現在地 HOME > 掲示板 ★阿修羅♪ |
|
アメリカのムーディーズが「近く日本の国債の格付けを引き下げる」という観測が市場で広がっている。日本の国債の格付け、正確に言えば日本政府が円建てで発行する長期国債の格付けだ。現在は21段階あるうちの上から数えて4番目の「Aa3」。ムーディーズの格付けで見れば、先進7カ国中イタリアと並んで既に最下位にいる。
●Aa3以下で先進7カ国中ワースト1に
これが、仮に引き下げられれば先進国の後塵を拝することになる。その理由としては、デフレ経済の中で日本政府の債務負担が増加し、将来、財政状態が破綻状態に陥る可能性が高いというわけだ。それに、アメリカ政府自身ももイライラを隠さない小泉改革の遅れも懸念を強める結果につながっている。
国債の償還は、将来の税収で行うもの。したがって国内経済の成長力が回復しない限り、日本の財政は行き詰まる事が必然だという意味になる。こうした動きに対して、日本政府が恥も外聞も無く、日本の経済力から見て国債の格付けはすでに引き過ぎる水準にあると「抗議文」を送りつけている。
●「1段階でなく2段階引き下げ」の懸念も
そうした中で、金融当局では、格付けの引き下げを確実視する一方で、その引き下げる幅を警戒している。1段階なら問題はない。しかし、2段階引き下げられ「A2」となった場合、これと連動している4大メガバンクの格付けの引き下げが深刻な金融不安を招く可能性があるためだ。

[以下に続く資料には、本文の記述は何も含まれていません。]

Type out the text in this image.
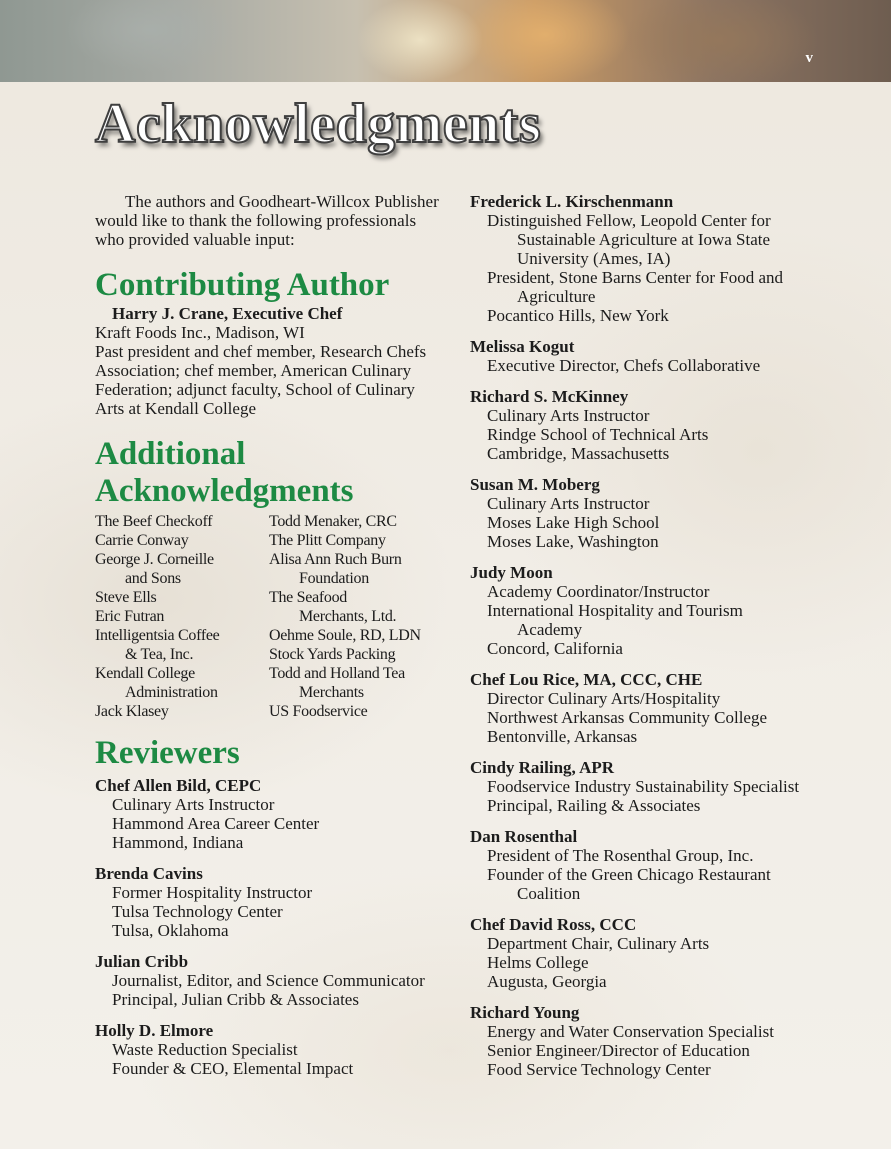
v
Acknowledgments

The authors and Goodheart-Willcox Publisher would like to thank the following professionals who provided valuable input:

Contributing Author

Harry J. Crane, Executive Chef

Kraft Foods Inc., Madison, WI

Past president and chef member, Research Chefs Association; chef member, American Culinary Federation; adjunct faculty, School of Culinary Arts at Kendall College

Additional
Acknowledgments
The Beef Checkoff
Carrie Conway
George J. Corneille
and Sons
Steve Ells
Eric Futran
Intelligentsia Coffee
& Tea, Inc.
Kendall College
Administration
Jack Klasey
Todd Menaker, CRC
The Plitt Company
Alisa Ann Ruch Burn
Foundation
The Seafood
Merchants, Ltd.
Oehme Soule, RD, LDN
Stock Yards Packing
Todd and Holland Tea
Merchants
US Foodservice
Reviewers

Chef Allen Bild, CEPC

Culinary Arts Instructor

Hammond Area Career Center

Hammond, Indiana

Brenda Cavins

Former Hospitality Instructor

Tulsa Technology Center

Tulsa, Oklahoma

Julian Cribb

Journalist, Editor, and Science Communicator

Principal, Julian Cribb & Associates

Holly D. Elmore

Waste Reduction Specialist

Founder & CEO, Elemental Impact

Frederick L. Kirschenmann

Distinguished Fellow, Leopold Center for

Sustainable Agriculture at Iowa State

University (Ames, IA)

President, Stone Barns Center for Food and

Agriculture

Pocantico Hills, New York

Melissa Kogut

Executive Director, Chefs Collaborative

Richard S. McKinney

Culinary Arts Instructor

Rindge School of Technical Arts

Cambridge, Massachusetts

Susan M. Moberg

Culinary Arts Instructor

Moses Lake High School

Moses Lake, Washington

Judy Moon

Academy Coordinator/Instructor

International Hospitality and Tourism

Academy

Concord, California

Chef Lou Rice, MA, CCC, CHE

Director Culinary Arts/Hospitality

Northwest Arkansas Community College

Bentonville, Arkansas

Cindy Railing, APR

Foodservice Industry Sustainability Specialist

Principal, Railing & Associates

Dan Rosenthal

President of The Rosenthal Group, Inc.

Founder of the Green Chicago Restaurant

Coalition

Chef David Ross, CCC

Department Chair, Culinary Arts

Helms College

Augusta, Georgia

Richard Young

Energy and Water Conservation Specialist

Senior Engineer/Director of Education

Food Service Technology Center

●4大メガバンクに多大な影響〜一部金融機関が“投資不適格”判断に?
仮に国債が「A2」に引き下げられた場合、主要行の債務も格下げされ4メガバンクの債務の一部がジャンク化、つまり“投資不適格”と判断され、海外からの資金調達が困難になると予想されている。それだけではない、格下げをきっかけに債権市場が混乱、長期金利の上昇を引き起こせば、不況下の金利高という最悪の事態を招く。国民生活に深刻な影響を与えるだけでなく、国債を大量に保有している4大メガバンクの財務に与える影響は極めて甚大だ。
●ムーディーズ〜引き下げのタイミングはかる?
そうなれば、1度は回避できたと見られた金融危機が現実のものになる可能性が極めて高くなってくる。ムーディーズは、これまでもアメリカ政府の意向を受けて、政治的な動きを見せてきた。そのムーディーズが、いまのところ日本政府からの反論に対しても沈黙を続けている。じっと、引き下げのタイミングをはかっているかに見える。つまり、日本の金融の命運は、ムーディーズというアメリカ政府の代理人に握られていると言っても過言ではあるまい。まさしく当局は「黒船来航」のタイミングを息を呑んで見つめているようだ。